Au cœur des marchés

Tout «tarif» un jour…

CHRONIQUE. La dynamique économique pourrait ralentir et des sources de fragilité pourraient surgir en 2019. Les marchés financiers devront les anticiper, peut-être déjà courant 2018 quand les nouvelles économiques seront encore excellentes

Alors que les marchés financiers tentent d’oublier le choc du mois de février et de récupérer leur niveau de début d’année, la confiance se réinstalle. En effet, les données économiques affichent une solidité consensuelle qui globalement se poursuivra tout au long de 2018. Or, très vite, les investisseurs vont vouloir lever le voile de 2019. Les premières analyses s’accordent sur la poursuite de la dynamique de croissance, de profitabilité et de regain de productivité favorable à la création de valeur ajoutée des entreprises et à la valorisation de leur capital en faveur des actions.

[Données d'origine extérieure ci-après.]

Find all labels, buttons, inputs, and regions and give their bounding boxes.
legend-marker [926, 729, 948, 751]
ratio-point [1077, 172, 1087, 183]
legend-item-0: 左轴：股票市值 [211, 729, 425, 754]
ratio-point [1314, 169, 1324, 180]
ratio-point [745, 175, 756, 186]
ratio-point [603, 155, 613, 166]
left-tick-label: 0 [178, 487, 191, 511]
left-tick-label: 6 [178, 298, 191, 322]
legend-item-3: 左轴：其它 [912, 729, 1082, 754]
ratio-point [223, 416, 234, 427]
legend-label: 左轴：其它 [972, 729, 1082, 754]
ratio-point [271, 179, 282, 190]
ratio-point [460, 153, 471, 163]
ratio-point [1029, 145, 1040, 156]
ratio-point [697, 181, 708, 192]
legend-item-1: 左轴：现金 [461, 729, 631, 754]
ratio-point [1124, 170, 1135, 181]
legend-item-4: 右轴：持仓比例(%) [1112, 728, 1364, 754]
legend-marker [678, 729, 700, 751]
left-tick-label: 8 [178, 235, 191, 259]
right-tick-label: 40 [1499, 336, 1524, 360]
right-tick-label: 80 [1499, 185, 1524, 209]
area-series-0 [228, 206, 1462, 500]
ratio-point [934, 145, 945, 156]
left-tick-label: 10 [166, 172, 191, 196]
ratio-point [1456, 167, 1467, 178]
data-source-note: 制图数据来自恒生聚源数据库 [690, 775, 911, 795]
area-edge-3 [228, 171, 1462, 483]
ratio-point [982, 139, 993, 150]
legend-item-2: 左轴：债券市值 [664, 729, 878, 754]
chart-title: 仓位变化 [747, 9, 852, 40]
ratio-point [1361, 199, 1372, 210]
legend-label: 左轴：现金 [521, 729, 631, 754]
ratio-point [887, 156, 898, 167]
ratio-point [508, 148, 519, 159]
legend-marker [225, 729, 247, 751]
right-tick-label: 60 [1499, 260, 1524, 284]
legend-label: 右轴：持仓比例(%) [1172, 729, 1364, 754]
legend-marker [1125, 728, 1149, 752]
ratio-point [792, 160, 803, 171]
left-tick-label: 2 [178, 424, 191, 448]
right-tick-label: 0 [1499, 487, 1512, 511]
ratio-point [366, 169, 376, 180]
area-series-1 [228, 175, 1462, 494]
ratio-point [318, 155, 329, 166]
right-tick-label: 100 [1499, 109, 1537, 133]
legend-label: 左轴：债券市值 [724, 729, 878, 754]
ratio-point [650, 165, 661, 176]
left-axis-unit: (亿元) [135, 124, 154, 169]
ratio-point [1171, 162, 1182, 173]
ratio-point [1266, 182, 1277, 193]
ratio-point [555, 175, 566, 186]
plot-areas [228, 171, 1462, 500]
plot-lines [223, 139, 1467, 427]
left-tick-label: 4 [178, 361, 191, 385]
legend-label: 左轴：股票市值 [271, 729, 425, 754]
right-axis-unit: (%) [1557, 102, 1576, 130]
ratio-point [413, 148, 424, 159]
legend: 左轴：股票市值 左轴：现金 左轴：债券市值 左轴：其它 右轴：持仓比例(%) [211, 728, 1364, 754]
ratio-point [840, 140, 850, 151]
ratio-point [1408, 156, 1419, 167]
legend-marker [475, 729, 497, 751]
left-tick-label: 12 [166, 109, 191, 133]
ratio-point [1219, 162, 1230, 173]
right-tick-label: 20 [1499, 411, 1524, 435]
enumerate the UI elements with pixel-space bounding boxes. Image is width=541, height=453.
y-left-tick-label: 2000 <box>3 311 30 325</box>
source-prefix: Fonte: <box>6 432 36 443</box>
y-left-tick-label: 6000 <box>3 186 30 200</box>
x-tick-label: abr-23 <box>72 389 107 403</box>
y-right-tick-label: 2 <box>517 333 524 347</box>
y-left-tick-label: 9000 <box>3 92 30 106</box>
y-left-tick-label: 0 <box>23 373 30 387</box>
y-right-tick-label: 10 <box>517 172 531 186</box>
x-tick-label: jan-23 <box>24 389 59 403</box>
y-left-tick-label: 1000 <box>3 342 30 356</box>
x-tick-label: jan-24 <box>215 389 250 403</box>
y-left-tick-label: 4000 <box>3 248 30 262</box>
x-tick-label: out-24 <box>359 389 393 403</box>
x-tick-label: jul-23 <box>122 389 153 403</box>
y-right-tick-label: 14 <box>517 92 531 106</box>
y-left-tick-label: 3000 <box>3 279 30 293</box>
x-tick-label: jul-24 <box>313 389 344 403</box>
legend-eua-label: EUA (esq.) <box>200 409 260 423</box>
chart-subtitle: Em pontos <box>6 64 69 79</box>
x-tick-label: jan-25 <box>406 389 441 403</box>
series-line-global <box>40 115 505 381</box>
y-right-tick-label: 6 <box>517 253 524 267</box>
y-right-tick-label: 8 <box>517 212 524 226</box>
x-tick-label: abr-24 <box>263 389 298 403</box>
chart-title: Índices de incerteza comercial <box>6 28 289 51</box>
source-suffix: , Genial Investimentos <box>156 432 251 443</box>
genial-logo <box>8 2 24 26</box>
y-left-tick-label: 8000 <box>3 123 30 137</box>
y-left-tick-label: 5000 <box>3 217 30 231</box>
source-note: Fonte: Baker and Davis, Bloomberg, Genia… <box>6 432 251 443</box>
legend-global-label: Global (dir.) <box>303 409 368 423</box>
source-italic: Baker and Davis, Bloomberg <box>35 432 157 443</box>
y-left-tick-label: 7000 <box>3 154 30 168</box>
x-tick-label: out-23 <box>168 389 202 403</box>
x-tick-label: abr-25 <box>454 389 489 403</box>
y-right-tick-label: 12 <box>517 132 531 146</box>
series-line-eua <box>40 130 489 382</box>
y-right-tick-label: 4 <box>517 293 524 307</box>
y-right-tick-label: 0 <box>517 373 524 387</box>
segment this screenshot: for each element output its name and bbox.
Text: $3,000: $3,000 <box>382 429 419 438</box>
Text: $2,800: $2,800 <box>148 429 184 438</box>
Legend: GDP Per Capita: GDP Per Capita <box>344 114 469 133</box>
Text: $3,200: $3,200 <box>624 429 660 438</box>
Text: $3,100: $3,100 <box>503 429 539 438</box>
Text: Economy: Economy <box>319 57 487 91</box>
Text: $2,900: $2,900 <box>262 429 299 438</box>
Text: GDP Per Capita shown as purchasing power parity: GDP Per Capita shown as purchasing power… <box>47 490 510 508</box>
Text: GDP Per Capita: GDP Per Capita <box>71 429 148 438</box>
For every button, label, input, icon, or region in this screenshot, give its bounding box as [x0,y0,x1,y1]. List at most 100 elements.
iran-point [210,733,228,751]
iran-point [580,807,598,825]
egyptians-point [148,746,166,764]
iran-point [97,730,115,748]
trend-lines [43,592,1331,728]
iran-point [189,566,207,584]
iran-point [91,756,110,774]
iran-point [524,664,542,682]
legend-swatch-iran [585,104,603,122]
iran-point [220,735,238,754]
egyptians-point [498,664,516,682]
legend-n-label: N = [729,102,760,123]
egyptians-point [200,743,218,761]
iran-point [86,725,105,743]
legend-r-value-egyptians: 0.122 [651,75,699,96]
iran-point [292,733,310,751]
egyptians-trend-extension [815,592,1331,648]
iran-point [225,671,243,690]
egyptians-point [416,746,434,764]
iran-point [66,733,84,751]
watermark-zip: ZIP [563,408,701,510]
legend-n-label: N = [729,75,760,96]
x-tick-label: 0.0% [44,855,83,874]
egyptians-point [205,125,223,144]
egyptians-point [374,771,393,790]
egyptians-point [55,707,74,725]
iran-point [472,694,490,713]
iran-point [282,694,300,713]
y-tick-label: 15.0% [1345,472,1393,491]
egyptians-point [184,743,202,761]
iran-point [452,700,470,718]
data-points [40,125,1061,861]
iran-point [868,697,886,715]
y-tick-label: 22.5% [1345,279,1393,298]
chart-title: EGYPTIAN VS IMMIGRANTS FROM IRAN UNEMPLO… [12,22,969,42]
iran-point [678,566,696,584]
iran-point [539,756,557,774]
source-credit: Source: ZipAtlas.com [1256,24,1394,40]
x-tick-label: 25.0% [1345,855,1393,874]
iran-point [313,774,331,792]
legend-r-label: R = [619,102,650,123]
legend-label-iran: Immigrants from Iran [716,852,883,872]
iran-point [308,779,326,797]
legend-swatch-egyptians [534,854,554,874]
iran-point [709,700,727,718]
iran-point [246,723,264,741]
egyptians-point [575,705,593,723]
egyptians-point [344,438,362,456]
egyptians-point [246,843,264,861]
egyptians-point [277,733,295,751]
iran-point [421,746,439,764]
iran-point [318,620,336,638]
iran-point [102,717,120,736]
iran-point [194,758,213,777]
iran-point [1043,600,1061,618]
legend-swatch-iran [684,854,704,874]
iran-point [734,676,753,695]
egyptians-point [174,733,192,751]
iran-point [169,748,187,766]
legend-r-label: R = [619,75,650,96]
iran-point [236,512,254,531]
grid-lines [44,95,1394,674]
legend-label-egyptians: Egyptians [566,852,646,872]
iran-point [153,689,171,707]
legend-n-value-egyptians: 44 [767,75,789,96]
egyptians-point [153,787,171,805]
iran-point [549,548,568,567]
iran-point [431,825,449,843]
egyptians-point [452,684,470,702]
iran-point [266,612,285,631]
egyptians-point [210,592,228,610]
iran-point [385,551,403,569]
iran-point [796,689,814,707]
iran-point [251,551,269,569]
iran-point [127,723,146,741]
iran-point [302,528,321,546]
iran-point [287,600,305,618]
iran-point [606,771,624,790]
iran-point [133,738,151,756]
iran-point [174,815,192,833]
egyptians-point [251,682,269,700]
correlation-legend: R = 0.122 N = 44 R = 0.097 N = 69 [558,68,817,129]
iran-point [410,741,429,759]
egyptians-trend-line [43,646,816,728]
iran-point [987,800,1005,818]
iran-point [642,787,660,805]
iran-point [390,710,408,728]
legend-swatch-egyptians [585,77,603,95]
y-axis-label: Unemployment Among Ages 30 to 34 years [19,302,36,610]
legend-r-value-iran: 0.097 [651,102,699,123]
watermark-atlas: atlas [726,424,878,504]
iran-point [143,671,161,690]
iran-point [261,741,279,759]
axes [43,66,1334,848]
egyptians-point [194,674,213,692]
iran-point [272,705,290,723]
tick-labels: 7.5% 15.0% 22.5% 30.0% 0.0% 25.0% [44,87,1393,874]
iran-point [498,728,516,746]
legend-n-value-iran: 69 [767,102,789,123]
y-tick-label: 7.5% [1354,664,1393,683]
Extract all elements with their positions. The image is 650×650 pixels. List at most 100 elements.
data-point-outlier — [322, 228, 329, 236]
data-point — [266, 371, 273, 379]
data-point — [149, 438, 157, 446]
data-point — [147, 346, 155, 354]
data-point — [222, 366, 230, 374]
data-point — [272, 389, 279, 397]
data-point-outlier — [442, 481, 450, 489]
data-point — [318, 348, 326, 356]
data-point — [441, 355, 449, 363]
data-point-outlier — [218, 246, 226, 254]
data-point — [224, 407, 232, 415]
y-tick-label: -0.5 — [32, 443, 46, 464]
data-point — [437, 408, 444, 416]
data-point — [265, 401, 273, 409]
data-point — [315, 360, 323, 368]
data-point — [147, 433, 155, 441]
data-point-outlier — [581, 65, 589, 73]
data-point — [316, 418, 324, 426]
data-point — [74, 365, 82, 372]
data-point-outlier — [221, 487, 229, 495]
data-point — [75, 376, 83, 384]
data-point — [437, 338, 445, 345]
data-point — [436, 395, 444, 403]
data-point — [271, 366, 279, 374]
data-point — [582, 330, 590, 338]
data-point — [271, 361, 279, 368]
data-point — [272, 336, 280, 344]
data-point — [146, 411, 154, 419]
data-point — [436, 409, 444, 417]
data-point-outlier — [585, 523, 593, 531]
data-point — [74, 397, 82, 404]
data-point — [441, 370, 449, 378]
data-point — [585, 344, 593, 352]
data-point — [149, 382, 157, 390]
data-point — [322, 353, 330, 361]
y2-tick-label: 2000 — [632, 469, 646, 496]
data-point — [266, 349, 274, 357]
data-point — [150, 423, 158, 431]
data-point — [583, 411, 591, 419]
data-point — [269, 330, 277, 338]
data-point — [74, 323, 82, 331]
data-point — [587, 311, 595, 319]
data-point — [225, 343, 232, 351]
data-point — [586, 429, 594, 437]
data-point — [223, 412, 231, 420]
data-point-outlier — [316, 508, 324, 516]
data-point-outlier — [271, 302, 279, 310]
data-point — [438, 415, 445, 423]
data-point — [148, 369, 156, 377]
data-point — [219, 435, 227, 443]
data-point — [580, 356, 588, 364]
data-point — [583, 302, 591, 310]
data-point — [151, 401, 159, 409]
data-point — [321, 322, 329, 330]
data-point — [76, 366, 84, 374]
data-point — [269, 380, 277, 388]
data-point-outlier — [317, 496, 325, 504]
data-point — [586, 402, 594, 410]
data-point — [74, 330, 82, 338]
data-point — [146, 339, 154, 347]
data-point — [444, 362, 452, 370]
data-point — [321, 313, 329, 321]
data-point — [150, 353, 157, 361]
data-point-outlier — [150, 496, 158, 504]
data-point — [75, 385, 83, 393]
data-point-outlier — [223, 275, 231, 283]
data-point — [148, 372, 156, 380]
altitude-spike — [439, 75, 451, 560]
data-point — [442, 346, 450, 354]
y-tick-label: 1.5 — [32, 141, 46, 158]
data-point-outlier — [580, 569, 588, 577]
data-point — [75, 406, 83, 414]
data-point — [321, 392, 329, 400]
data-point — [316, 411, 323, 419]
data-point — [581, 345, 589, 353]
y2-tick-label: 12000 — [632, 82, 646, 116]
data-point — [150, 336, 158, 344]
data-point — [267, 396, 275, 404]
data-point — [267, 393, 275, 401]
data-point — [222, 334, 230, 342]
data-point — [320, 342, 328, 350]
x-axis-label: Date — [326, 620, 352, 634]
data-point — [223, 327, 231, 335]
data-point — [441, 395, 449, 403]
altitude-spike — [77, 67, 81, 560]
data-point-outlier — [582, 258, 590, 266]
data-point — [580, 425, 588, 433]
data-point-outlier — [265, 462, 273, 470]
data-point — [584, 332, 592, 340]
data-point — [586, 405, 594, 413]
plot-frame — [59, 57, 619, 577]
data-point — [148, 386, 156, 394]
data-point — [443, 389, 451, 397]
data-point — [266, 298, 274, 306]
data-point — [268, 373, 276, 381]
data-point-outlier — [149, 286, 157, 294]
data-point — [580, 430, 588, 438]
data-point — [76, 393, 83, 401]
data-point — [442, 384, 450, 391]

Aujourd’hui, les regards restent rivés sur le cycle des investissements de rupture et sur la réforme fiscale américaine qui va déployer tous ses effets en 2018. On prolonge des croissances de profitabilité à deux chiffres dans toutes les régions pour 2019 après les excellents résultats de 2017 et ceux attendus de 2018.

Pour le moment, tout va bien

Cette confiance est-elle sournoise? De la nervosité de février, il faut sans doute retirer que les analystes et investisseurs ne s’accorderont pas forcément à l’unisson au fur et à mesure que les sources de fragilité se mettront en place. Les taux américains à 10 ans proches de 3% n’inquiètent pas, la question de l’impact des tarifs à l’importation américaine serait négligeable, la dépréciation du dollar un stimulant et la courbe si plate des taux américains un artifice des banques centrales. A se tourner sur 2019, on ne peut s’empêcher de tenter d’évaluer les effets de ces biais.

Dans l’ordre, le commerce international, pilier du cycle de croissance actuelle, est exposé au commerce de biens d’équipements, en particulier technologiques. Parmi les secteurs principaux qui alimentent la dynamique se retrouvent l’automobile, la chimie et les combustibles, respectivement assurant 9%, 12% et 13% des échanges internationaux.

Dollar faible indispensable

Entre guerre tarifaire sur l’acier et l’aluminium et secteurs clés du commerce international, il n’y a qu’un pas à franchir pour ébranler des attentes d’exportations en croissance de plus de 4% en 2019. La dépréciation du dollar est dès lors indispensable, ou stratégique diront certains, pour compenser le frein tarifaire gangrenant progressivement les échanges.

Et si les Etats-Unis ne jouent pas le principal rôle dans le commerce mondial, ils restent maîtres dans la direction des scénarios économiques et en particulier financiers. Leur resserrement monétaire et la neutralisation de leur politique monétaire d’ici à la fin de 2018 poussent les moteurs de croissance à s’assumer sans artifice. Tout «tarif» un jour, même le ralentissement de la dynamique et les sources de fragilité qui se mettront probablement en place pour 2019. Aux marchés financiers de les anticiper, peut-être déjà courant 2018 quand les nouvelles économiques seront encore excellentes.